Scenario 4: Use node-problem-detector with the Kubernetes event center of Log Service to sink cluster events

node-problem-detector works with the preceding listed plug-ins to detect node anomalies, and generate cluster events. A Kubernetes cluster also generates events when the status of the cluster changes. For example, when pods are evicted or image pulls fail, corresponding events are generated. The Kubernetes event center of Log Service collects, stores, and visualizes cluster events. It allows you to query and analyze these events, and configure alerts. To sink cluster events to the Kubernetes event center in the Log Service console, perform the following steps:

  1. Deploy ack-node-problem-detector in the target cluster and activate Log Service for the target cluster. For more information, see Scenario 3.
    If ack-node-problem-detector is deployed but Log Service is not activated, delete and redeploy ack-node-problem-detector. After ack-node-problem-detector is redeployed, a corresponding Log Service project is automatically created in the Log Service console for the cluster.
    When you redeploy ack-node-problem-detector, modify the enabled parameter in the following code block from false to true.sls
  2. Log on to the Log Service console to configure the Kubernetes event center for the cluster.

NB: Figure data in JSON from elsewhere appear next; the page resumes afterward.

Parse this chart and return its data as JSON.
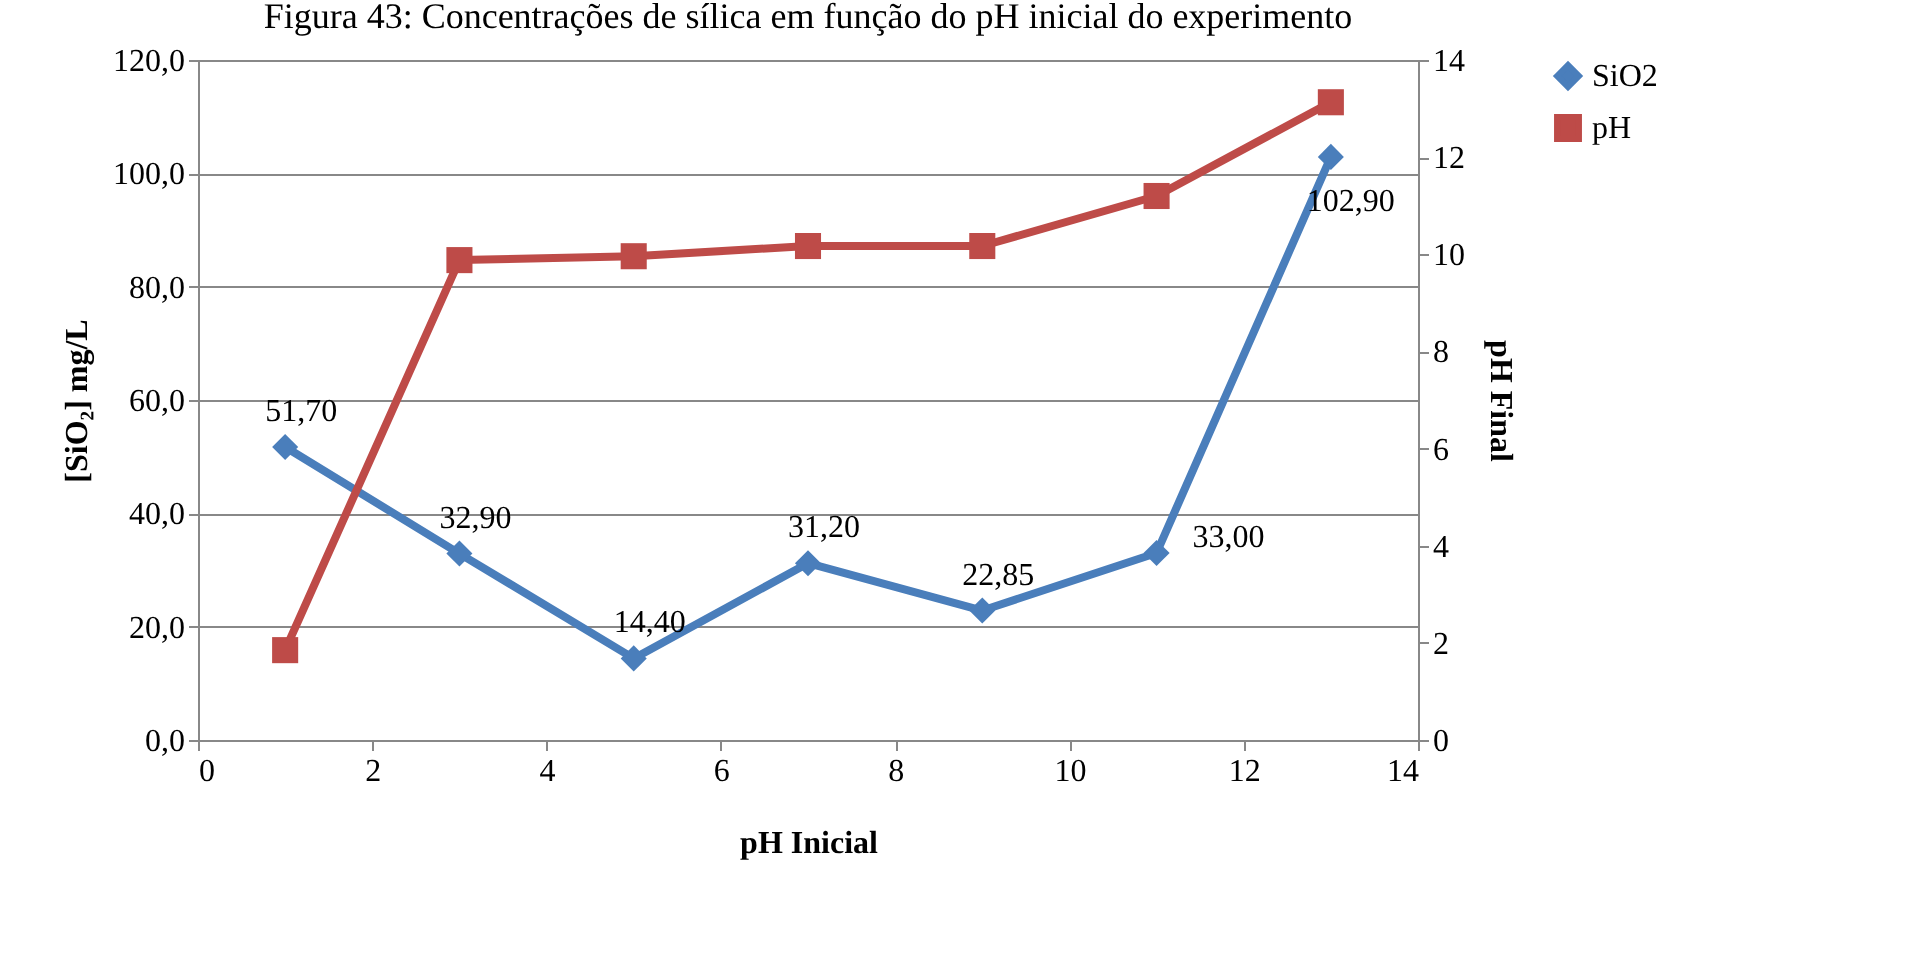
{
  "chart_data": {
    "type": "line",
    "title": "Figura 43: Concentrações de sílica em função do pH inicial do experimento",
    "xlabel": "pH Inicial",
    "ylabel": "[SiO₂] mg/L",
    "y2label": "pH Final",
    "x": [
      1,
      3,
      5,
      7,
      9,
      11,
      13
    ],
    "series": [
      {
        "name": "SiO2",
        "color": "#4a7ebb",
        "marker": "diamond",
        "values": [
          51.7,
          32.9,
          14.4,
          31.2,
          22.85,
          33.0,
          102.9
        ],
        "value_labels": [
          "51,70",
          "32,90",
          "14,40",
          "31,20",
          "22,85",
          "33,00",
          "102,90"
        ]
      },
      {
        "name": "pH",
        "color": "#be4b48",
        "marker": "square",
        "axis": "y2",
        "values": [
          1.85,
          9.88,
          9.96,
          10.17,
          10.17,
          11.2,
          13.13
        ]
      }
    ],
    "xlim": [
      0,
      14
    ],
    "xticks": [
      0,
      2,
      4,
      6,
      8,
      10,
      12,
      14
    ],
    "ylim": [
      0,
      120
    ],
    "yticks": [
      {
        "value": 0,
        "label": "0,0"
      },
      {
        "value": 20,
        "label": "20,0"
      },
      {
        "value": 40,
        "label": "40,0"
      },
      {
        "value": 60,
        "label": "60,0"
      },
      {
        "value": 80,
        "label": "80,0"
      },
      {
        "value": 100,
        "label": "100,0"
      },
      {
        "value": 120,
        "label": "120,0"
      }
    ],
    "y2lim": [
      0,
      14
    ],
    "y2ticks": [
      0,
      2,
      4,
      6,
      8,
      10,
      12,
      14
    ],
    "grid": "y",
    "legend": "right",
    "line_style": "solid"
  }
}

    1. In the Import Data section, click Kubernetes - Standard Output.
    2. Select the target project from the Project drop-down list, and select k8s-event from the Logstore drop-down list.
    3. Click Next, and then click Complete Installation.
  3. In the Projects section of the Log Service console, find and click the target project.
  4. In the left-side navigation pane, click the Dashbaord icon, and then click Kubernetes Event Center V1.1.
    Kubernetes Event Center
    On the dashboard of the Kubernetes event center, you can view all events of the cluster.